Jen Shah's Attorney Speaks Out On Her Prison Fate
"The Real Housewives of Salt Lake City" star Jen Shah's long-awaited sentencing hearing for her fraud conviction has finally arrived. The reality star pleaded guilty to wire fraud back in July of 2022, according to NBC News, saying in court, "[I] knew it was wrong, many people were harmed and I'm so sorry." Shah had been looking at $9.5 million in restitution fees and up to 14 years in prison. At the time, her attorney, Priya Chaudhry, said, "Ms. Shah is a good woman who crossed a line. She accepts full responsibility for her actions and deeply apologizes to all who have been harmed."
Ultimately, the judge sentenced Shah to six-and-a-half years in prison, per Vulture, plus five years of supervised release. She was ordered to forfeit $6.5 million, 108 luxury items of both the genuine and bootleg varieties (mostly bootleg, it looks like), and pay over $6.6 million in restitution. At her sentencing hearing, Chaudhry said, per a live-tweet thread by Inner City Press, "Jen hoped that the TV spotlight would hide her pain. She spent years trying to hide her feeling, to fake it until she make it. She tried not to see the people who lost money. Her original fraud was on herself."

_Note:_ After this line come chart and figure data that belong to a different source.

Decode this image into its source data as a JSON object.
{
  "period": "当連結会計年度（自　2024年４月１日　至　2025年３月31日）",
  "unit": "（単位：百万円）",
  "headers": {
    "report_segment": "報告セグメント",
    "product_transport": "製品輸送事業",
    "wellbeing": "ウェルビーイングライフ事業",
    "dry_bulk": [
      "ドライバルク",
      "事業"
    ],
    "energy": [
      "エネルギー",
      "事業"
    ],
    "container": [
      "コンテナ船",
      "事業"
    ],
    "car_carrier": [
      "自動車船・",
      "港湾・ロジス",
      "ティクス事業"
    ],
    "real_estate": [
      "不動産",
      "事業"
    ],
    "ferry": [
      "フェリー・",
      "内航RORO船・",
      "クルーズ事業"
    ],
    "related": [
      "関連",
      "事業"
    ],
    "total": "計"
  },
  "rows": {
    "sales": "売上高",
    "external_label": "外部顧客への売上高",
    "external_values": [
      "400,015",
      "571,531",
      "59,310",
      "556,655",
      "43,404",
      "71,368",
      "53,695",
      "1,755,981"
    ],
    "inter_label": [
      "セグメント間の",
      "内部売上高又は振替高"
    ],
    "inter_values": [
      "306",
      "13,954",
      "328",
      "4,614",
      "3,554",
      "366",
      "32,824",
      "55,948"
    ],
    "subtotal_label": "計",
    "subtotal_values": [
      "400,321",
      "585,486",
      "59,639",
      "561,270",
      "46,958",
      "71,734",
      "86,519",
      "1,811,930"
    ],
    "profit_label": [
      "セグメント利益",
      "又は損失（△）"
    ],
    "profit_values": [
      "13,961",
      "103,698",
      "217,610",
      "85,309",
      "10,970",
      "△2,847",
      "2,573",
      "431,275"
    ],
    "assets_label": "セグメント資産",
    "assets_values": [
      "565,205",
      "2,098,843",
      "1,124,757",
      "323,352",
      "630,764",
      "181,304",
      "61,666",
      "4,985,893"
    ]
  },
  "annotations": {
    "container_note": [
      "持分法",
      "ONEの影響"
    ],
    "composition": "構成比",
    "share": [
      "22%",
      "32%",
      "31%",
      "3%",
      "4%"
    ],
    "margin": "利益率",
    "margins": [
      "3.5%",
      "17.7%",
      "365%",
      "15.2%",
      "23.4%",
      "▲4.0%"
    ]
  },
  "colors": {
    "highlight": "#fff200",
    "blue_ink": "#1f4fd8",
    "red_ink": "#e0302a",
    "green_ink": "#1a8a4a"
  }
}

Now that the sentence has been set, Shah's lawyer made another statement on her client's behalf.
Jen Shah's lawyer says she accepts the sentence as just
Anyone who's ever watched "The Real Housewives of Salt Lake City" has seen Jen Shah protest again and again that she was innocent of all the charges against her — and lash out at any of her friends or cast mates who breathed a word of doubt. Now, the former Real Housewife is singing quite a different tune. Following her sentencing, according to NBC News, Shah's attorney Priya Chaudhry said in a statement, "Jen Shah deeply regrets the mistakes that she has made and is profoundly sorry to the people she has hurt. Jen has faith in our justice system, understands that anyone who breaks the law will be punished, and accepts this sentence as just." The statement continued, "Jen will pay her debt to society and when she is a free woman again, she vows to pay her debt to the victims harmed by her mistakes."
Shah, along with her "assistant" Stuart Smith, were indicted in 2021 on charges of wire fraud, according to Vulture. The indictment claimed Shah and Smith were in charge of a widespread telemarketing scheme that targeted the elderly, selling them phony "business services" that "defrauded hundreds of victims."
We hope Shah's apology is a genuine one because the crimes to which she has pled guilty are, to use a common pun, Shah-palling.